Will my edited photo be lossy after stripping EXIF?+
No. `piexifjs` only rewrites the metadata segments of the JPEG file — the actual image data (the compressed pixel blocks) is left untouched. You won't see any quality degradation.
Do social media platforms already strip EXIF?+
Most do: Facebook, Instagram, Twitter, LinkedIn, TikTok strip GPS and most EXIF on upload. Many messaging apps (WhatsApp, Signal, iMessage) do NOT — they pass the original file through. Email attachments, cloud-share links (Dropbox, iCloud), and AirDrop all preserve EXIF. When in doubt, strip first.
Why JPEG only? What about PNG, HEIC, WebP?+
EXIF was standardized for JPEG and TIFF. PNG has its own metadata format (rarely used). HEIC carries EXIF but needs a different extraction library.
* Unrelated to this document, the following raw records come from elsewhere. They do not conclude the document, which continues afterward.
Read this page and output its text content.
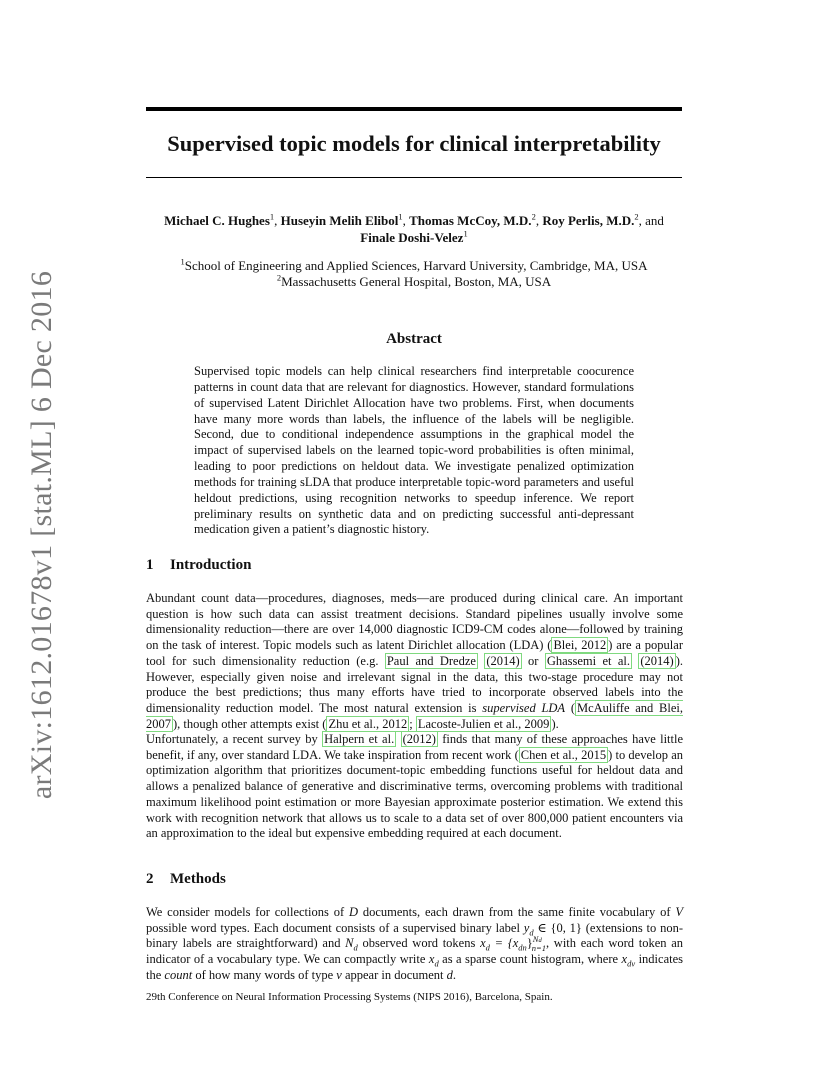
arXiv:1612.01678v1 [stat.ML] 6 Dec 2016
Supervised topic models for clinical interpretability
Michael C. Hughes$^1$, Huseyin Melih Elibol$^1$, Thomas McCoy, M.D.$^2$, Roy Perlis, M.D.$^2$, and
Finale Doshi-Velez$^1$
$^1$School of Engineering and Applied Sciences, Harvard University, Cambridge, MA, USA
$^2$Massachusetts General Hospital, Boston, MA, USA
Abstract
Supervised topic models can help clinical researchers find interpretable coocurence patterns in count data that are relevant for diagnostics. However, standard formulations of supervised Latent Dirichlet Allocation have two problems. First, when documents have many more words than labels, the influence of the labels will be negligible. Second, due to conditional independence assumptions in the graphical model the impact of supervised labels on the learned topic-word probabilities is often minimal, leading to poor predictions on heldout data. We investigate penalized optimization methods for training sLDA that produce interpretable topic-word parameters and useful heldout predictions, using recognition networks to speedup inference. We report preliminary results on synthetic data and on predicting successful anti-depressant medication given a patient’s diagnostic history.
1 Introduction

Abundant count data—procedures, diagnoses, meds—are produced during clinical care. An important question is how such data can assist treatment decisions. Standard pipelines usually involve some dimensionality reduction—there are over 14,000 diagnostic ICD9-CM codes alone—followed by training on the task of interest. Topic models such as latent Dirichlet allocation (LDA) ( Blei, 2012 ) are a popular tool for such dimensionality reduction (e.g. Paul and Dredze (2014) or Ghassemi et al. (2014) ). However, especially given noise and irrelevant signal in the data, this two-stage procedure may not produce the best predictions; thus many efforts have tried to incorporate observed labels into the dimensionality reduction model. The most natural extension is supervised LDA ( McAuliffe and Blei, 2007 ), though other attempts exist ( Zhu et al., 2012 ; Lacoste-Julien et al., 2009 ).

Unfortunately, a recent survey by Halpern et al. (2012) finds that many of these approaches have little benefit, if any, over standard LDA. We take inspiration from recent work ( Chen et al., 2015 ) to develop an optimization algorithm that prioritizes document-topic embedding functions useful for heldout data and allows a penalized balance of generative and discriminative terms, overcoming problems with traditional maximum likelihood point estimation or more Bayesian approximate posterior estimation. We extend this work with recognition network that allows us to scale to a data set of over 800,000 patient encounters via an approximation to the ideal but expensive embedding required at each document.

2 Methods

We consider models for collections of D documents, each drawn from the same finite vocabulary of V possible word types. Each document consists of a supervised binary label $y_d$ ∈ {0, 1} (extensions to non-binary labels are straightforward) and $N_d$ observed word tokens $x_d = \{x_{dn}\}^{Nd}_{n=1}$, with each word token an indicator of a vocabulary type. We can compactly write $x_d$ as a sparse count histogram, where $x_{dv}$ indicates the count of how many words of type v appear in document d.

29th Conference on Neural Information Processing Systems (NIPS 2016), Barcelona, Spain.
WebP can carry EXIF but the tooling is sparser. For now this tool focuses on the most common case — JPEG photos from phones and cameras.
Is there any reason to keep EXIF?+
Yes — archival, legal evidence (court contexts require unmodified files), photography portfolios (camera/lens info is interesting to other photographers), and stock-photo sites (some require date/camera fields). 'Strip GPS only' preserves the useful camera-info parts while removing the privacy-sensitive location.
Is my photo uploaded anywhere?+
No. The image stays in your browser. EXIF parsing and stripping both run via JavaScript libraries on your machine. Verify in DevTools Network tab: no requests are made while you use the tool.